Старушка посмотрела в окно. Взгляд её затуманился, устремился вдаль, в те давние времена, в тот далекий мир, где она родилась. Какое-то время она сидела молча, собираясь с мыслями. Потом заговорила:
– Помню, утро стояло тёплое. Пошла я на колодец за водой. От дома дядьки моего – рукой подать. Родителей я не знала. Мать родами померла. Отца, поговаривали, медведь задрал. Меня тоже хотел утащить, да собака спугнула. Умная псина была, отволокла меня за тряпки к дому родни. Осталась я у дядьки восьмой по счету. Лишний рот, да ещё и девка покалеченная. Как выжила – сама не ведаю. Видать Богами так задумано, а быть может и просто повезло.
Бабка отдышалась и продолжила:
– Около колодца народу тогда толпилось довольно много. Колесо отвалилось от телеги. Мужики ругались, бабы – тоже. Кто в спор не лез – каждый своим делом занимался. Староста шёл к телеге. Видать, заметил склоку. Хотел помочь разобраться. Вдруг сначала поднялся сильный шум… Гул как от большого разворошенного пчелиного улья. Треск огня как при пожаре, с перезвоном маленьких колокольчиков. Поначалу звук такой, что глохнешь. Прям около края колодца в воздухе возникла дыра, – бабка покрутила головой по сторонам в поисках подходящего предмета.

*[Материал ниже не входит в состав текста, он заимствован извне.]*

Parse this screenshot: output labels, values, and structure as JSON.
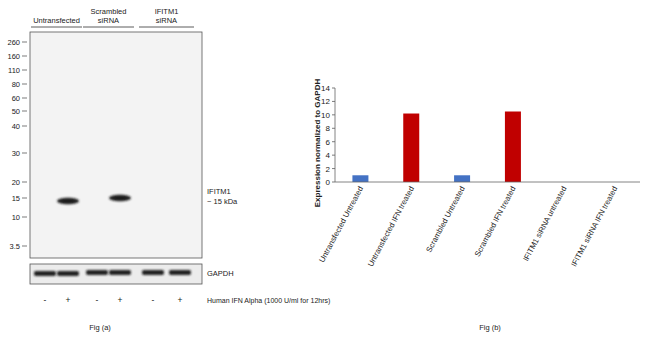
{
  "blot": {
    "lane_groups": [
      {
        "lines": [
          "Untransfected"
        ],
        "lanes": [
          0,
          1
        ]
      },
      {
        "lines": [
          "Scrambled",
          "siRNA"
        ],
        "lanes": [
          2,
          3
        ]
      },
      {
        "lines": [
          "IFITM1",
          "siRNA"
        ],
        "lanes": [
          4,
          5
        ]
      }
    ],
    "markers": [
      260,
      160,
      110,
      80,
      60,
      50,
      40,
      30,
      20,
      15,
      10,
      3.5
    ],
    "band_label": [
      "IFITM1",
      "~ 15 kDa"
    ],
    "band_intensity": [
      0,
      1,
      0,
      1,
      0,
      0
    ],
    "loading_control": "GAPDH",
    "loading_intensity": [
      1,
      1,
      1,
      1,
      1,
      1
    ],
    "treatment_signs": [
      "-",
      "+",
      "-",
      "+",
      "-",
      "+"
    ],
    "treatment_label": "Human IFN Alpha (1000 U/ml for 12hrs)",
    "caption": "Fig (a)"
  },
  "chart_data": {
    "type": "bar",
    "categories": [
      "Untransfected Untreated",
      "Untransfected  IFN treated",
      "Scrambled Untreated",
      "Scrambled  IFN treated",
      "IFITM1 siRNA untreated",
      "IFITM1 siRNA IFN treated"
    ],
    "values": [
      1,
      10.2,
      1,
      10.5,
      0,
      0
    ],
    "colors": [
      "#4472c4",
      "#c00000",
      "#4472c4",
      "#c00000",
      "#4472c4",
      "#c00000"
    ],
    "y_label": "Expression normalized to GAPDH",
    "ylim": [
      0,
      14
    ],
    "yticks": [
      0,
      2,
      4,
      6,
      8,
      10,
      12,
      14
    ],
    "grid": false,
    "caption": "Fig (b)"
  }
}
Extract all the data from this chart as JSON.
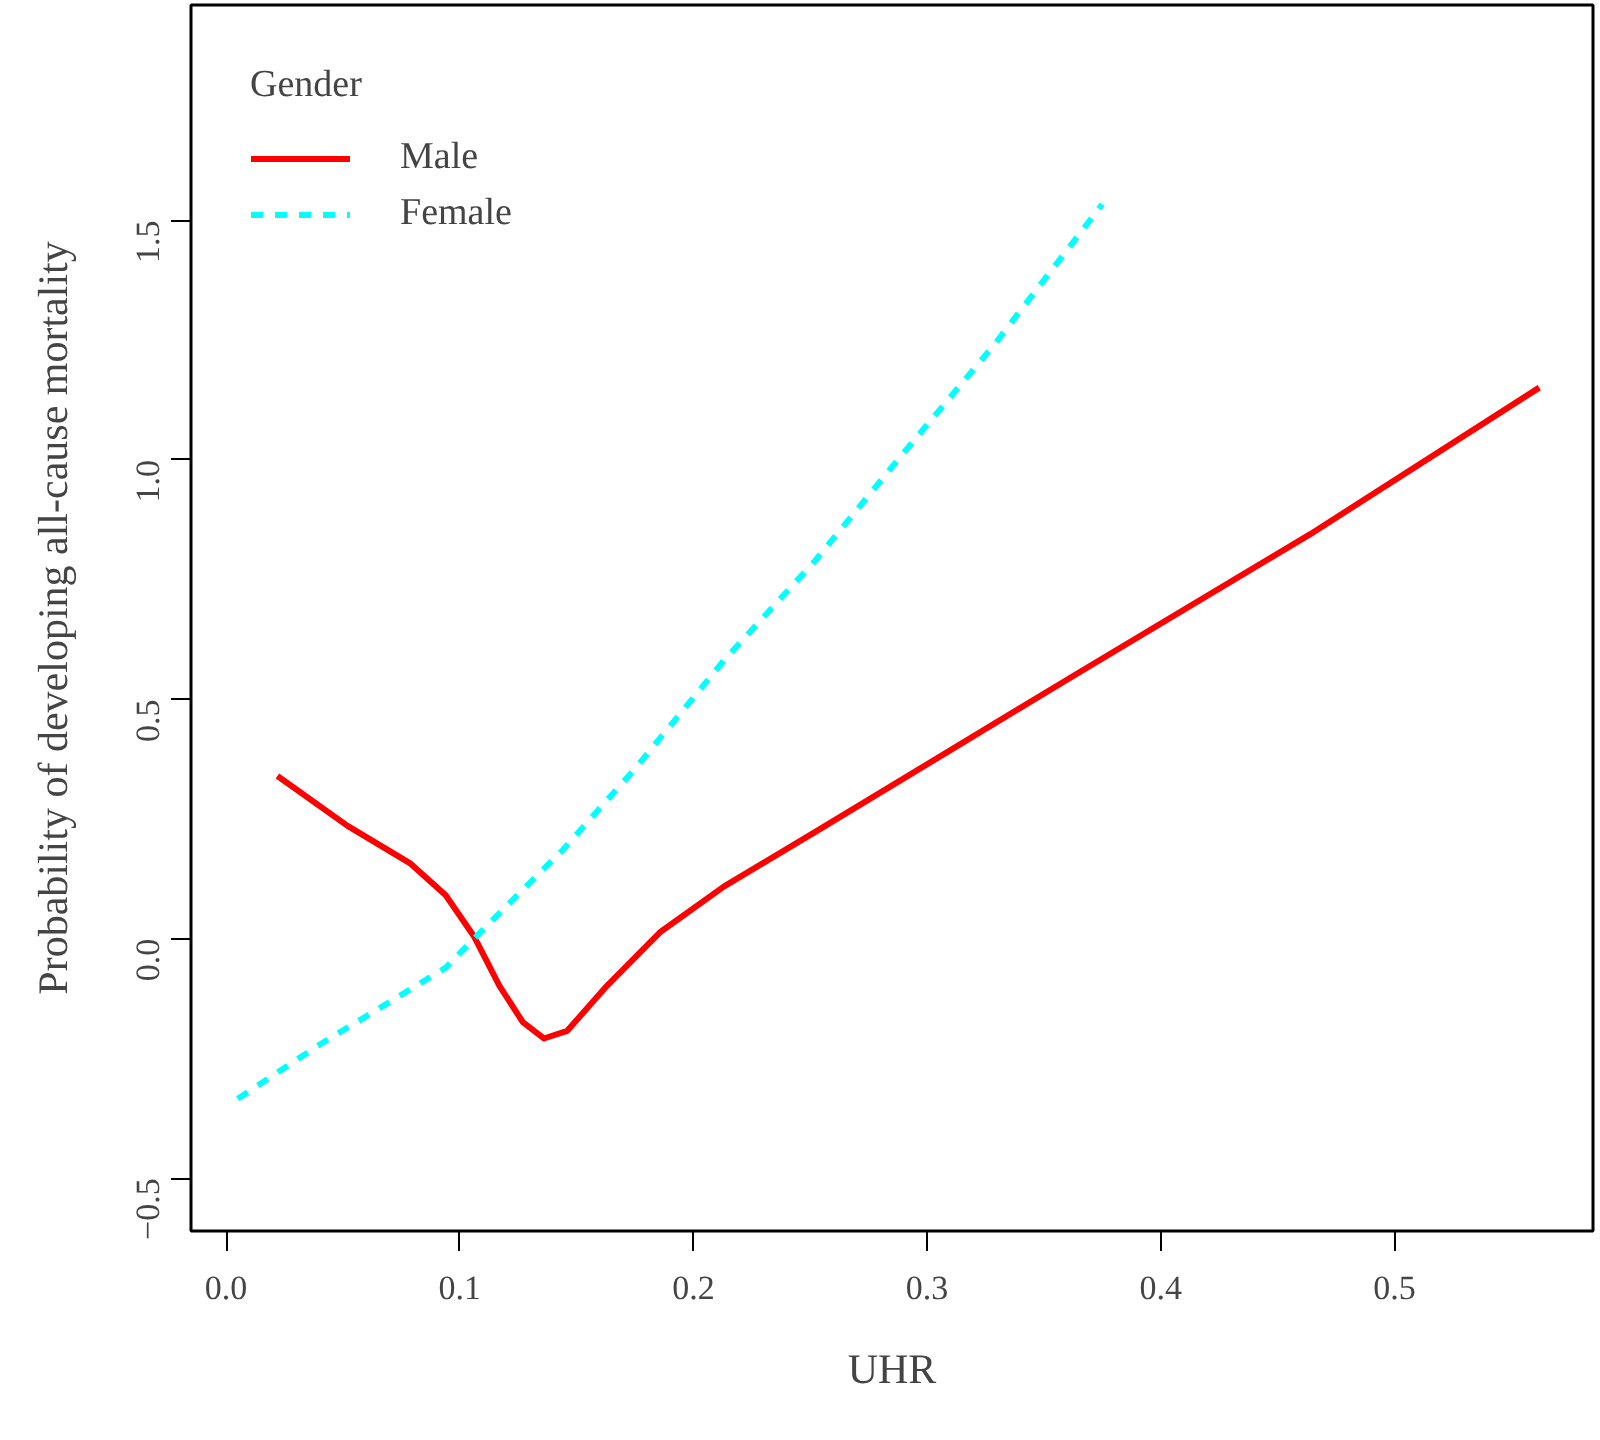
{
  "chart_data": {
    "type": "line",
    "xlabel": "UHR",
    "ylabel": "Probability of developing all-cause mortality",
    "legend_title": "Gender",
    "legend": "top left",
    "grid": false,
    "xlim": [
      -0.015,
      0.585
    ],
    "ylim": [
      -0.61,
      1.95
    ],
    "xticks": [
      {
        "value": 0,
        "label": "0.0"
      },
      0.1,
      0.2,
      0.3,
      0.4,
      0.5
    ],
    "yticks": [
      -0.5,
      {
        "value": 0,
        "label": "0.0"
      },
      0.5,
      {
        "value": 1,
        "label": "1.0"
      },
      1.5
    ],
    "series": [
      {
        "name": "Male",
        "color": "#ff0000",
        "line_style": "solid",
        "x": [
          0.022,
          0.052,
          0.079,
          0.094,
          0.106,
          0.117,
          0.127,
          0.136,
          0.146,
          0.163,
          0.186,
          0.213,
          0.252,
          0.367,
          0.464,
          0.562
        ],
        "values": [
          0.34,
          0.236,
          0.157,
          0.091,
          0.006,
          -0.098,
          -0.174,
          -0.208,
          -0.192,
          -0.098,
          0.015,
          0.109,
          0.223,
          0.562,
          0.845,
          1.151
        ]
      },
      {
        "name": "Female",
        "color": "#00ffff",
        "line_style": "dashed",
        "x": [
          0.005,
          0.04,
          0.075,
          0.094,
          0.113,
          0.144,
          0.175,
          0.213,
          0.252,
          0.29,
          0.329,
          0.375
        ],
        "values": [
          -0.334,
          -0.221,
          -0.117,
          -0.06,
          0.034,
          0.185,
          0.355,
          0.581,
          0.789,
          1.015,
          1.242,
          1.534
        ]
      }
    ]
  }
}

– По размерам как вон тот таз рядом с печкой. По краям прям по воздуху чёрные трещины пошли. Похоже на землю от засухи треснувшую. Ну или на лёд разбитый. Из той дыры этот гул и шёл. Сама дыра почти совсем ровно круглая была. Край нижний немного в кладку колодца заходил. Повредил его, он сразу крошиться начал. А дыра-то сама яркая, что аж глаза заболели. Мы все, кто рядом были примолкли, на эту невидаль уставились. Староста от удивления крякнул и даже чуть поближе подошел. Ох, лучше бы он этого не делал. Хороший был дядька – может жив бы остался, коли вперед не вышел… А может и нет, – старушка огорченно покачала головой, но продолжила:
– Сначала откуда-то сбоку рука костлявая, коричневая из дыры высунулась, за край колодца схватилась. Выскочила из этой дыры тварь страшная. Прыгнула вперед так быстро, что сразу разглядеть её не успела я. Прыгнула… И прям на старосту. С ног его сшибла, да в горло вцепилась. Разодрала в одно мгновение – он и пикнуть не успел. Тут бабы закричали, да и мужики тоже. Побросали всё что в руках было, да и кинулись кто-куда. Я, неуклюжая, попятилась сначала, спотыкнулась о чьё-то коромысло, упала навзничь. Ведро одно укатилось, другое мне на живот упасть умудрилось. Как раз вовремя. Тварь лёгкую добычу, видать, почуяла. Развернулась, да ко мне теперь кинулась. Я чудом от неё загородилась тем ведром, дном в сторону чудища. Налетела она на него как на щит. Ребром того ведра меня так ударило, что дыханье сперло. Не хватило сил тогда в руках удержать. Одна лапища в ведре пробитом застряла. Когтями со второй руки рядом с головой по земле шваркнула, – старушку передернуло. Столько лет прошло, но эти воспоминания, видать, было ничем не перебить. Даже сейчас она ощутила, как начинает колотиться сердце, будто снова переживая тот ужас. Но бабка взяла себя в руки. Это событие было хоть и страшным, но все-таки не самым кошмарным, что ей довелось пережить после. Да и дети глазенки вылупили – ждут рассказа дальше.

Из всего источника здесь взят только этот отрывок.